Hypothèses diagnostiques

Face à ce tableau clinique, le Dr responsable du suivi envisage plusieurs pistes. La symptomatologie et l’anamnèse nous amènent à envisager plusieurs hypothèses :

  • Une hypothyroïdie
  • Un syndrome de Cushing dont les causes peuvent être multiples
  • Une alopécie X
  • Une dysendocrinie sexuelle avec des conséquences variables
  • Une dermatophytie ou une démodécie nécessitant un article spécifique pour leur description

Cette symptomatologie n’est pas spécifique à une race – le bichon notamment peut présenter des signes similaires – et le processus naturel de vieillissement peut parfois mimer certains symptômes.

Examens complémentaires

La possibilité d’une infection d’un tissu cutané ayant été évoquée en première intention, un raclage, un examen en lumière de Wood et une culture fongique permettent d’éliminer les hypothèses parasitaire et fongique. L’orientation des traitements sera déterminée par cette première série d’examens. La trichoscopie révèle une importante proportion de poils en phase télogène.

Les résultats de la T4 et la TSH sont dans la fourchette des valeurs usuelles. La glande hypophysaire fait l’objet d’une attention particulière.

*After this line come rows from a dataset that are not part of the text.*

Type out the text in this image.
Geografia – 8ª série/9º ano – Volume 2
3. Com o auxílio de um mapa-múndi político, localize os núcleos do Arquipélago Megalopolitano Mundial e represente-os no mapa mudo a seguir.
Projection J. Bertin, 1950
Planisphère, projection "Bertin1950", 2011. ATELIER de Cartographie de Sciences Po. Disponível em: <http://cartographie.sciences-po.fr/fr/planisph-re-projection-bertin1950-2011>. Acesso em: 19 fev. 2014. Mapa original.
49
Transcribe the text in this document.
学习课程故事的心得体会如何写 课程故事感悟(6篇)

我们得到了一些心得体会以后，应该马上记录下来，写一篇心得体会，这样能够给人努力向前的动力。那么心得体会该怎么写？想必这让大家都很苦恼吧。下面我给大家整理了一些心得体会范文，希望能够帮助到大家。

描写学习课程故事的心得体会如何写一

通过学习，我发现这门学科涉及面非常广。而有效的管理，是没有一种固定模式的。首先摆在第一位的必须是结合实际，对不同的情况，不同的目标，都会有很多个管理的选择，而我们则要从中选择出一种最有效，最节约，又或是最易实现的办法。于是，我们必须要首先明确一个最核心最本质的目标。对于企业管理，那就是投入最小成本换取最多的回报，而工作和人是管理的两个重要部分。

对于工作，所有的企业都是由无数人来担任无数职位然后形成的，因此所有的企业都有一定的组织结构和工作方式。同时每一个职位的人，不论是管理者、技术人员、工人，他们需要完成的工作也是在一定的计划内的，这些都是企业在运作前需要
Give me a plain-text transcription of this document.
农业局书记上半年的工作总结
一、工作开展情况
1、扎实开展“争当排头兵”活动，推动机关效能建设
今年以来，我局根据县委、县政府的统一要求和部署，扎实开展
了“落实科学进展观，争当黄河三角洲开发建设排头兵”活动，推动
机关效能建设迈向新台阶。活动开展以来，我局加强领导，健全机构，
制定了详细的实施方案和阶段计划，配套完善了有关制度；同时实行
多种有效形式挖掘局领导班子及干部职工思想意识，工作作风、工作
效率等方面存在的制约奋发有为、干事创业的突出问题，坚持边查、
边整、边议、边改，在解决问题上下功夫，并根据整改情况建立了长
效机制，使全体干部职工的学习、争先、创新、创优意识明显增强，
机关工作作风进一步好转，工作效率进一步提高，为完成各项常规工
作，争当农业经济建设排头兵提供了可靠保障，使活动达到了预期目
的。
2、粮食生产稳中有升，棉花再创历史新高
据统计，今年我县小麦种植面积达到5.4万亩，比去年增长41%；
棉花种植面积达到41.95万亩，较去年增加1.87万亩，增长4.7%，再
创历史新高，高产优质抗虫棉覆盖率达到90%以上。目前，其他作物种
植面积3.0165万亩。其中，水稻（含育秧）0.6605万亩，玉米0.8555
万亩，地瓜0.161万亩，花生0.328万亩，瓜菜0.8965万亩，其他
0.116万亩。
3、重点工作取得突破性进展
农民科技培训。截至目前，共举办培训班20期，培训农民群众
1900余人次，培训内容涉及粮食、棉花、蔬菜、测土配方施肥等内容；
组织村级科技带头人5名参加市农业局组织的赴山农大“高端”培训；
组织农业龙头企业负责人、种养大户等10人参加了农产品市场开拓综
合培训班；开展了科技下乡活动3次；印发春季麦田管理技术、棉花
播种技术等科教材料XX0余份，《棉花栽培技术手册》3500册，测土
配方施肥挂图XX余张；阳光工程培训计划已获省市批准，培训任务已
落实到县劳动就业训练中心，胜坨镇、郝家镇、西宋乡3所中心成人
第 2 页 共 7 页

Le RCCU (72) ne permet pas d’exclure un syndrome de Cushing. Parmi les signes cliniques à surveiller figurent notamment une prise de poids progressive et l’apparition d’un gros ventre caractéristique. Le résultat du test de freinage par la dexamethasone à dose faible est le suivant : T0 (102), T4 (28) et T8 (153), confirmant la présence d’un syndrome de Cushing et permettant de préciser son origine hypophysaire (T4 < 40). Bien que l’âge moyen d’apparition de cette pathologie soit bien documenté, les questions des propriétaires restent nombreuses face à la variabilité des manifestations cliniques. L’étude histologique de biopsies cutanées montre une atrophie épidermique, la présence de comédons, une kératinisation trichilemmale des follicules pileux avec une atrophie des annexes glandulaires des unités folliculo-sébacées, et des foyers de calcification des follicules pileux ou de leur membrane basale. Ces modifications histologiques sont étroitement liées aux variations de la cortisone endogène.

Cet examen confirme la présence majoritaire de follicules pileux en phase télogène ou catagène (photos5).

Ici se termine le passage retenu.